İkinci deney, grupların kolektif eylemlerinden ne ölçüde ahlaki olarak sorumlu olduklarını ve her bir üyenin grubun kolektif eylemlerinden ne ölçüde sorumlu olduğunu değerlendirerek grup zihnini atamanın sonuçlarını test etti. Katılımcılar bir gruba tek bir zihin atadıklarında, o grubun toplu eylemlerinin sorumluluğunu da grubun üyelerine atadılar.
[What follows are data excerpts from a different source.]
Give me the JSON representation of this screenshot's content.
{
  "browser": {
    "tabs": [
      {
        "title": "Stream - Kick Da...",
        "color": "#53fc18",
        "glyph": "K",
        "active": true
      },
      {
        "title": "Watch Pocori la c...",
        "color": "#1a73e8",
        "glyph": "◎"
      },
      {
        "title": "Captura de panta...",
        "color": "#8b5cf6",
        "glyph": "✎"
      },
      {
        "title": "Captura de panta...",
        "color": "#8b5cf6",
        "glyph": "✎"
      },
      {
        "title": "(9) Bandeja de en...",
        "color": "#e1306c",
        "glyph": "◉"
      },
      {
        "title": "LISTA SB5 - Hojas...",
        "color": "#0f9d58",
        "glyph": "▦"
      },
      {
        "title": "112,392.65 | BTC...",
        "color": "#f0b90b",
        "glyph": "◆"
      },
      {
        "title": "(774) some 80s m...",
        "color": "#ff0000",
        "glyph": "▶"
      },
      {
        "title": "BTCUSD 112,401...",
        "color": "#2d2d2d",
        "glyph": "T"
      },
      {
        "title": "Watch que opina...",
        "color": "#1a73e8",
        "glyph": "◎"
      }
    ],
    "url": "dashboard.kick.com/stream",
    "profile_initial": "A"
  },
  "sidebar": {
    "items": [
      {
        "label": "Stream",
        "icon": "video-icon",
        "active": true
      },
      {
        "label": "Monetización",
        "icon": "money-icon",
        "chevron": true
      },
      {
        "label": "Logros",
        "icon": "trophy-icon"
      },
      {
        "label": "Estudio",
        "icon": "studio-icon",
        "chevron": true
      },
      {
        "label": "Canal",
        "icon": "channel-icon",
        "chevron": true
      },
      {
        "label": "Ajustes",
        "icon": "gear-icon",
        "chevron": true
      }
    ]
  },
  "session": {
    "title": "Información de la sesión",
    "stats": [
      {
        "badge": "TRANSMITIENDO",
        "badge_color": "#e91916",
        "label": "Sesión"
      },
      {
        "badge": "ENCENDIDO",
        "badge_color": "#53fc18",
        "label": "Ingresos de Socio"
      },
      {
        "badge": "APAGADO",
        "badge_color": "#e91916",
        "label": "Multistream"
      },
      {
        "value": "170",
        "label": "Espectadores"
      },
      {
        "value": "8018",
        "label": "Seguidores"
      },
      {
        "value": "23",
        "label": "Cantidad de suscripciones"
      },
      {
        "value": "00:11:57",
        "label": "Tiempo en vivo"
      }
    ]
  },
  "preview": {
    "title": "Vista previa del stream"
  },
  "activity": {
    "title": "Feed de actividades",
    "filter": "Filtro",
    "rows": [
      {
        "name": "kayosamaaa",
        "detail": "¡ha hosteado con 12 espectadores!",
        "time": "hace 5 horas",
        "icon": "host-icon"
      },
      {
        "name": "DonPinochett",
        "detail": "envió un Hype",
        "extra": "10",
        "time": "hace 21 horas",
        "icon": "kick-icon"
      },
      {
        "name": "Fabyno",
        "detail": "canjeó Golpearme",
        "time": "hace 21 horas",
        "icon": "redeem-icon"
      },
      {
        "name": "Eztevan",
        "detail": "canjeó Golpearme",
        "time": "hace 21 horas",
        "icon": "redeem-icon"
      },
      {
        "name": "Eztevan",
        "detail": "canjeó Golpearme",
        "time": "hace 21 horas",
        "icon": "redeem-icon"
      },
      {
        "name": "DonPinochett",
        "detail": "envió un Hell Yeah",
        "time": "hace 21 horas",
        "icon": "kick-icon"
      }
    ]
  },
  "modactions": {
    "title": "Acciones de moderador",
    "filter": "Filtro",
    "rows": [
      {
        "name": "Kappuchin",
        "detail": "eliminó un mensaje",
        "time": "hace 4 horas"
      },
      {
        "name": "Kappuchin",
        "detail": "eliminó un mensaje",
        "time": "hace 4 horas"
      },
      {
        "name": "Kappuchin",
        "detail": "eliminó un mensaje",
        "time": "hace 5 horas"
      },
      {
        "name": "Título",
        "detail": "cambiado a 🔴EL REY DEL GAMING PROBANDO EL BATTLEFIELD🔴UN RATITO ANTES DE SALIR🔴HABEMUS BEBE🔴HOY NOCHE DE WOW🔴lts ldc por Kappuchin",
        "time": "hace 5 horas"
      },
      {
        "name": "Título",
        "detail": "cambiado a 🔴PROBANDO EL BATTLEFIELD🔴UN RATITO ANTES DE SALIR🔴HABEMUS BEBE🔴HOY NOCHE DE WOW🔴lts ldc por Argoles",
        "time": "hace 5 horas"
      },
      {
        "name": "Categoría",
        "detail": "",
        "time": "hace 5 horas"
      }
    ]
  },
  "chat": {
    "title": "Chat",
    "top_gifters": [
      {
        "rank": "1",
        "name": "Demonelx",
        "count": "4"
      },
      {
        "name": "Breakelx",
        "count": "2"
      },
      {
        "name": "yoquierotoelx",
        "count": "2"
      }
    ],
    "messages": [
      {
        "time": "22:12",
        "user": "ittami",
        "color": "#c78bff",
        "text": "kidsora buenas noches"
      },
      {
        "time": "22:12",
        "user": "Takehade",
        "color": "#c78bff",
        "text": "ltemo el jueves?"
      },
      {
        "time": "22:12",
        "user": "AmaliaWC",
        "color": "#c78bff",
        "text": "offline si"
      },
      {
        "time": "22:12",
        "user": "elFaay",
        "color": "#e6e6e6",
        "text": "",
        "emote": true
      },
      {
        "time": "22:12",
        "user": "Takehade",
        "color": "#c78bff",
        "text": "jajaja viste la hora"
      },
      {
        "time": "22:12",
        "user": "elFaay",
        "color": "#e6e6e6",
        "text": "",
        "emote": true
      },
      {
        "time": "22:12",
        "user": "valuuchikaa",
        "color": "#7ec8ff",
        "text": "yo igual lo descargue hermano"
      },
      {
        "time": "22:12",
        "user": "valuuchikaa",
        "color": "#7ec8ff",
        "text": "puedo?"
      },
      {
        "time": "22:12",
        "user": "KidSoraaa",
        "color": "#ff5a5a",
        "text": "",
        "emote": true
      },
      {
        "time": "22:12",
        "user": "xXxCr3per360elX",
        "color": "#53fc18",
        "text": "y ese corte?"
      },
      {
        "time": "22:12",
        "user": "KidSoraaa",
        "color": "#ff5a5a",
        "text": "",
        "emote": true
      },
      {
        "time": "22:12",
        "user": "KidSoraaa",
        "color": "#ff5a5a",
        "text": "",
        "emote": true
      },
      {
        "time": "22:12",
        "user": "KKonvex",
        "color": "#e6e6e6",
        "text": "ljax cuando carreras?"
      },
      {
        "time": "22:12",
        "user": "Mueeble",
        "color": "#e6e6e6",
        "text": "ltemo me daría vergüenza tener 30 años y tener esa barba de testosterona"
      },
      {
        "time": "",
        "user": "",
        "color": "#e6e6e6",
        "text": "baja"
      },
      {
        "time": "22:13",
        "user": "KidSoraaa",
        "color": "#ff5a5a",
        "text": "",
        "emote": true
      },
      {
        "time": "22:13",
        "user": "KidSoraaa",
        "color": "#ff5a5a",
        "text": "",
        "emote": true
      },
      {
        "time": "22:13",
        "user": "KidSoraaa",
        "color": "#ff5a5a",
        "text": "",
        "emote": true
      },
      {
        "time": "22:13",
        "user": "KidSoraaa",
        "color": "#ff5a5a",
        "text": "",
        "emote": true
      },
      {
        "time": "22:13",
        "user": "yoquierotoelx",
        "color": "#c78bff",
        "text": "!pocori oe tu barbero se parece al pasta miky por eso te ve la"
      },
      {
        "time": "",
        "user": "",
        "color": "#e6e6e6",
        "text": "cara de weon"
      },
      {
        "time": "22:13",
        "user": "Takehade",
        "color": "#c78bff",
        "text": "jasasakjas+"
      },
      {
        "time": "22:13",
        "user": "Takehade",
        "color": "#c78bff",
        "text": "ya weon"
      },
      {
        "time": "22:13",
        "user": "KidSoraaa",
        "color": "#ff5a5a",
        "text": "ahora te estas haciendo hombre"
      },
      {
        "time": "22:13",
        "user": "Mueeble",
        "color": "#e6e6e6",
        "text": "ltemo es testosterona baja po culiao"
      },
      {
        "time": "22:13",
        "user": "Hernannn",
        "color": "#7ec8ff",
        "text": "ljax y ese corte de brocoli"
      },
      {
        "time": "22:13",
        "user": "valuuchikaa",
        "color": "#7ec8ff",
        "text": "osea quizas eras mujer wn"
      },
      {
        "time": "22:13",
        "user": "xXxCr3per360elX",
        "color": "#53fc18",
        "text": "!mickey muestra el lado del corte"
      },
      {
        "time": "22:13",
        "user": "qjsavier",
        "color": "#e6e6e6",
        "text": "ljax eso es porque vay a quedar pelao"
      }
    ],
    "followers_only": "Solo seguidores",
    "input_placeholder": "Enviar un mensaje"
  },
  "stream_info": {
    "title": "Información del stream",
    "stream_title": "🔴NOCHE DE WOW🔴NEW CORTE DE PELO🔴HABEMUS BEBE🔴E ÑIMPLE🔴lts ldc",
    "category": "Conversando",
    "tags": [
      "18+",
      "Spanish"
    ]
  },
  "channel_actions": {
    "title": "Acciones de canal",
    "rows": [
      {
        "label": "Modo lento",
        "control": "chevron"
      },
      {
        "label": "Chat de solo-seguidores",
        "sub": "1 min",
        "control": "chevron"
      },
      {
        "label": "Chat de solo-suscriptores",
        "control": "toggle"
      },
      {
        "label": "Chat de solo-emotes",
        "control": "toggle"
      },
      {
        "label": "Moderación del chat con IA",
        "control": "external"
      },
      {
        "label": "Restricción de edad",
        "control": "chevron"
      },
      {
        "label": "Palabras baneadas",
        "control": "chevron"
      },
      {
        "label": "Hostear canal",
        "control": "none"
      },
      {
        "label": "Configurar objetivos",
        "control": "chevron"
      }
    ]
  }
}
Üçüncü deney, algılanan bağlılığın grup zihninin ve sorumluluğunun atanması üzerindeki etkisini test etti ve bağlı olarak algılanan grupların her ikisinden de daha yüksek seviyelere atandığını ve grup içinde düşük seviyelerde bireysel zihinlere atandığını buldu.

Son deneyde Young ve Waytz, uyumlu grupların üyelerine bireysel eylemler için bireysel sorumluluk verilmediğini bulduklarını söylediler.

Young, “Devam eden araştırmada, gruplar arası çatışmaya bakıyoruz” dedi. "Örneğin, Cumhuriyetçiler ve Demokratlar, muhalif parti ile muhalif parti üyeleri hakkında gerçekte nasıl düşünüyorlar?"

"Grup-Üyesi Zihin Değişimi: Zihni Grup Üyelerine Karşı Gruplara Atfetmek" çalışması, Aralık sayısında yer almaktadır. Psikolojik Bilim, Psikolojik Bilimler Derneği'nin bir dergisi.